It’s no secret that tech companies sometimes breed a frathouse office culture. Palantir—the Peter Thiel-cofounded data firm, for example—is no stranger to beer pong, drunken injuries, or merciless pranks. But debauchery must have its limits. No one would be stupid enough to throw a stripper party in their own office, right?
So far, no—but a thread popped up last week on Reddit’s r/LegalAdvice titled “Are there any legal implications associated with throwing a “stripper party” at my office?” Guess what it’s about?
Hello, I founded a technology company about 5 months ago, and hired a few acquaintances of mine to work on it with me. After we launched our product, we outperformed our sales expectations by a huge margin, which I believe is a call for celebration.
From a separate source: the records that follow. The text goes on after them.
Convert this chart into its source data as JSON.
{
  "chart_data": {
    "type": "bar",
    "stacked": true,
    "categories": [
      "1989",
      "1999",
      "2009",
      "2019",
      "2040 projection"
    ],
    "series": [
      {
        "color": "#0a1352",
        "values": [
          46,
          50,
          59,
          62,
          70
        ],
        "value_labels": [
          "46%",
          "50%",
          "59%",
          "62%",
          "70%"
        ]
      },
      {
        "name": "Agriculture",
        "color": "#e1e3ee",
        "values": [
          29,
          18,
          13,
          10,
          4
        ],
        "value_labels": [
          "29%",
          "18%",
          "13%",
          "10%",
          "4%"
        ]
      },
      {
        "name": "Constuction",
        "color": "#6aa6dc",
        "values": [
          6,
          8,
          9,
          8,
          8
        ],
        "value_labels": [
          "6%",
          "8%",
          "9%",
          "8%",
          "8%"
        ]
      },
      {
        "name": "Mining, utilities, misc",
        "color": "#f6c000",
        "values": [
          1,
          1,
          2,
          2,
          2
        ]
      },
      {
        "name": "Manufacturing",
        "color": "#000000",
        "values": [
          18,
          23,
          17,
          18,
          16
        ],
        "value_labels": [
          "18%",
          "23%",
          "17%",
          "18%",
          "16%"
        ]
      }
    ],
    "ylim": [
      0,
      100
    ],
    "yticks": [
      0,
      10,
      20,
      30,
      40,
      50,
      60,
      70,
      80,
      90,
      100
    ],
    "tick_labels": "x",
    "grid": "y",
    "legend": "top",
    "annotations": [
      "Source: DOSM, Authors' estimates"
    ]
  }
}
I told the guys that they could choose whatever they wanted as celebration on me. They opted to have an office party...with strippers.
Rather than state the obvious (“Do not under any circumstance throw a stripper party anywhere, and also especially not in your own office.”) the thread quickly devolves into the finer points of covering your ass in the event you hire half-naked women on the corporate dime.
“Why not just give them a one-time bonus of a couple hundred bucks each in singles, and then the afternoon off to do as they please?” a helpful commenter chimed in. One “expert” thought the biggest issue would be the employees getting drunk and potentially breaking office equipment. Another warned that female employees might claim a hostile work environment (Drat! Those damn women, always spoiling everyone’s fun [except women who happen to be strippers of course.])
Not to fear though, our particularly odious CEO doesn’t bother hiring any of those! Because god forbid any of them decided to procreate while in his employ.
The poster doesn’t identify himself or his company, though he does claim the 16-member all-male tech startup is largely self-funded, five months old, and based in San Jose*. Sure it could be a troll. But just in case: does that sound like any businesses you know?
*Correction: An earlier version of this post mistakenly claimed this (potentially fake) startup was in San Diego when in fact the alleged founder says his business is in San Jose. Gizmodo regrets any offense taken by the residents of either of these fine cities.